Oncolines® network tree of PI3K inhibitors. Connections are drawn between compounds with a defined correlation. Only compounds within two connections of the investigated compounds (red) are shown (Uitdehaag et al., 2016). The network tree shows that the PI3K inhibitors are separated into two clusters, the first containing alpelisib, buparlisib, pictilisib, and apitolisib, the second containing duvelisib, idelalisib, and TGX-221. Interestingly, buparlisib, the most advanced pan-PI3K inhibitor in the clinic (Dienstmann et al., 2014) shows correlation with a substantial number of profiles of non-PI3K inhibitors.
Distinction by On- and Off-Rates
Compounds may have similar affinity for a target while the association and dissociation rates of the drugs can differ. The figure below shows Aurora inhibitors with similar affinities for Aurora A and Aurora B (Willemsen-Seegers et al., 2017). Practically all inhibitors have affinities between 1 and 10 nM. Despite the comparable affinities, the figure shows that the association and dissociation kinetics of the compounds on Aurora A and B are clearly distinctive. The pan-Aurora inhibitor danusertib has similar affinity for Aurora A and B as shown in the table, while it has a 14-fold lower dissociation rate for Aurora B. This means that danusertib has much longer target residence time on Aurora B than Aurora A. In this context, it should also be noted that danusertib behaves as an Aurora B inhibitor in cell-based assays (Carpinelli et al., 2007). Especially for compounds of which the target residence time measurement exceeds the half-life in circulation, kinetic selectivity is more predictive for in vivo effect than determining selectivity on the basis of IC50 or KD.
|danusertib||KD (M)||kd (s-1)|
Left: Plot of association rate (x-axis) and dissociation rate (y-axis) of Aurora kinase inhibitors. Dotted lines refer to equilibrium affinity constants (KD) calculated from the on- and off rates (Willemsen-Seegers et al., 2017).
Above: Affinity and dissociation rate of danusertib on Aurora A and B. Kinetic constants are averages of logarithmic values.
Maia et al. (2015) Inhibition of the spindle assembly checkpoint kinase TTK enhances the efficacy of docetaxel in a triple-negative breast cancer model. Annals of Oncology, 26 (10):2180-2192.

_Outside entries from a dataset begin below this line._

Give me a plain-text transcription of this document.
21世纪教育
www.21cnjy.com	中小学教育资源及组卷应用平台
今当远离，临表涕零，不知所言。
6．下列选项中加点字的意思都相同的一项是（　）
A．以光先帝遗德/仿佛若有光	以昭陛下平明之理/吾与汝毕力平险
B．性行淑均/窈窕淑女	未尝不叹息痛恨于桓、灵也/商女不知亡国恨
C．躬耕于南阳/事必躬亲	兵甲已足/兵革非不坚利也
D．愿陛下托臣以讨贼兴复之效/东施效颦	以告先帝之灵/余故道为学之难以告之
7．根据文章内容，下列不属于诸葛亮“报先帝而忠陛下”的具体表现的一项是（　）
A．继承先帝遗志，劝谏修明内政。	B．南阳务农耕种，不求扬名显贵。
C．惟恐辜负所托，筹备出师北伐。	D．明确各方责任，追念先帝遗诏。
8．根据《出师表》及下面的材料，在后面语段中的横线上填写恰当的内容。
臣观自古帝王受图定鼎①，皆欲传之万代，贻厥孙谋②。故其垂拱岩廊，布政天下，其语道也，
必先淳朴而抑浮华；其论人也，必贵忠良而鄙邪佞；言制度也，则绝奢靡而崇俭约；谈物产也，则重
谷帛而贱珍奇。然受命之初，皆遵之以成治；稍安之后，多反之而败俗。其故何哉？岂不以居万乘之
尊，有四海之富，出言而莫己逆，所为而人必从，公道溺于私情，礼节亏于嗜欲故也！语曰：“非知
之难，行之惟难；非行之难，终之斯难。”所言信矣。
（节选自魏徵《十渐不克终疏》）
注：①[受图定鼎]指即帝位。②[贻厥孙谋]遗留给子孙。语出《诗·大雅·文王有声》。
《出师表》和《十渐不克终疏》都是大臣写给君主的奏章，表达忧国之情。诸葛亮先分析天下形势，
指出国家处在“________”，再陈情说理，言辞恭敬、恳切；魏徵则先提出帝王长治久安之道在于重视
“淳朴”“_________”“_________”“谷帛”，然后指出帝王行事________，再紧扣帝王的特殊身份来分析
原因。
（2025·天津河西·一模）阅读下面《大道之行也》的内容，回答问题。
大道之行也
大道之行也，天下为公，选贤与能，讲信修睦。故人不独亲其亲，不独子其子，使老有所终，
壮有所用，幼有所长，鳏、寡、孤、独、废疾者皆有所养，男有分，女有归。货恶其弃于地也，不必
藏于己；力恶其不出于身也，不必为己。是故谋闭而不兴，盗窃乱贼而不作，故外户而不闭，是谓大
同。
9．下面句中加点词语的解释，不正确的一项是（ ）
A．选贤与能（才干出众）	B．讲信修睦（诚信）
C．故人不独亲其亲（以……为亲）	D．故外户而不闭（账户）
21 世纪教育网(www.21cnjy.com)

Willemsen-Seegers et al. (2017) Compound Selectivity and Target Residence Time of Kinase Inhibitors Studied with Surface Plasmon Resonance. Journal of Molecular Biology, 429:574-586.
Uitdehaag et al. (2016) Cell Panel Profiling Reveals Conserved Therapeutic Clusters and Differentiates the Mechanism of Action of Different PI3K/mTOR, Aurora Kinase and EZH2 Inhibitors. Molecular Cancer Therapeutics, 15 (12):3097-3109.
Dienstmann et al. (2014) Picking the point of inhibition: a comparative review of PI3K/AKT/mTOR pathway inhibitors. Molecular Cancer Therapeutics, 13 (5):1021-1031.
Carpinelli et al. (2007) PHA-739358, a potent inhibitor of Aurora kinases with a selective target inhibition profile relevant to cancer. Molecular Cancer Therapeutics, 6 (12):3158-3168.